Korean name
- Hangul: 개풍역
- Hanja: 開豐驛
- Revised Romanization: Gaepung-yeok
- McCune–Reischauer: Kaep'ung-yŏk

General information
- Location: Kaep'ung-ŭp, Kaepung-guyok, Kaesong North Korea
- Coordinates: 37°57′09″N 126°27′27″E﻿ / ﻿37.9525°N 126.4575°E
- Owner: Korean State Railway

History
- Opened: 1906
- Former names: T'osŏng
- Original company: Chosen Government Railway

Services
| Preceding station | Korean State Railway |  |  | Following station |
| Ryŏhyŏn towards P'yŏngyang |  | P'yŏngbu Line |  | Kaesŏng Terminus |

Location

= Kaepung station =

Railway station in North Korea

Kaep'ung station is a railway station located in Kaep'ung-ŭp, Kaepung-guyok, Kaesong city, North Korea. It is on located on the P'yŏngbu Line, which was formed from part of the Kyŏngŭi Line to accommodate the shift of the capital from Seoul to P'yŏngyang; though this line physically connects P'yŏngyang to Pusan via Dorasan, in operational reality it ends at Kaesŏng due to the Korean Demilitarized Zone.

==History==
The station, originally called T'osŏng station, was opened by the Chosen Government Railway in 1906.
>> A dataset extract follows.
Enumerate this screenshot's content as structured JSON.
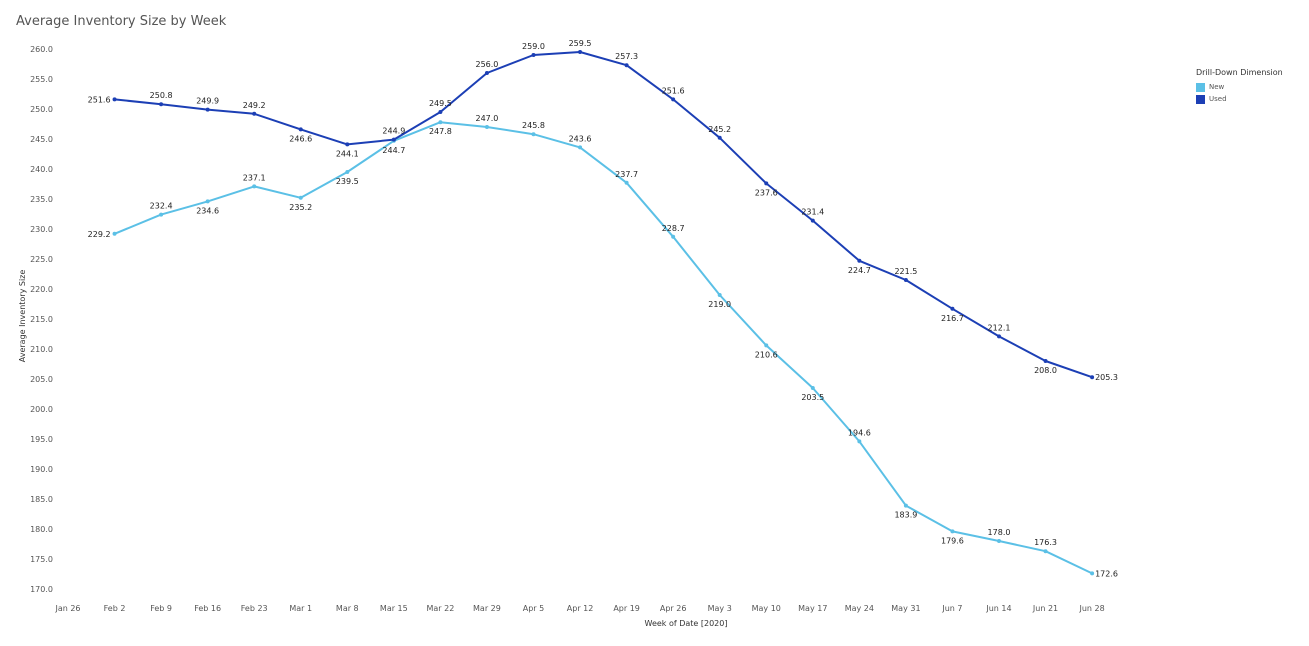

In September 1932, the Hwanghae Line was extended from Yŏn'an to T'osŏng, and in 1944 that line was nationalised and was renamed T'ŏhae Line. As a result of the division of Korea after the Second World War, part of the T'ŏhae Line ended up in South Korea, and passenger trains operated between Tosŏng and Ch'ŏngdan. During the Korean War, the bridge spanning the Ryesŏng River was destroyed, severing the connection between T'osŏng and Paech'ŏn, disconnecting the T'ŏhae and P'yŏngbu lines; the bridge was never rebuilt.

After the end of the Korean War, T'osŏng ended up in North Korea. In December 1952, T'osŏng and four other localities were incorporated into Kaep'ung-ŭp, and the station was renamed to its current name.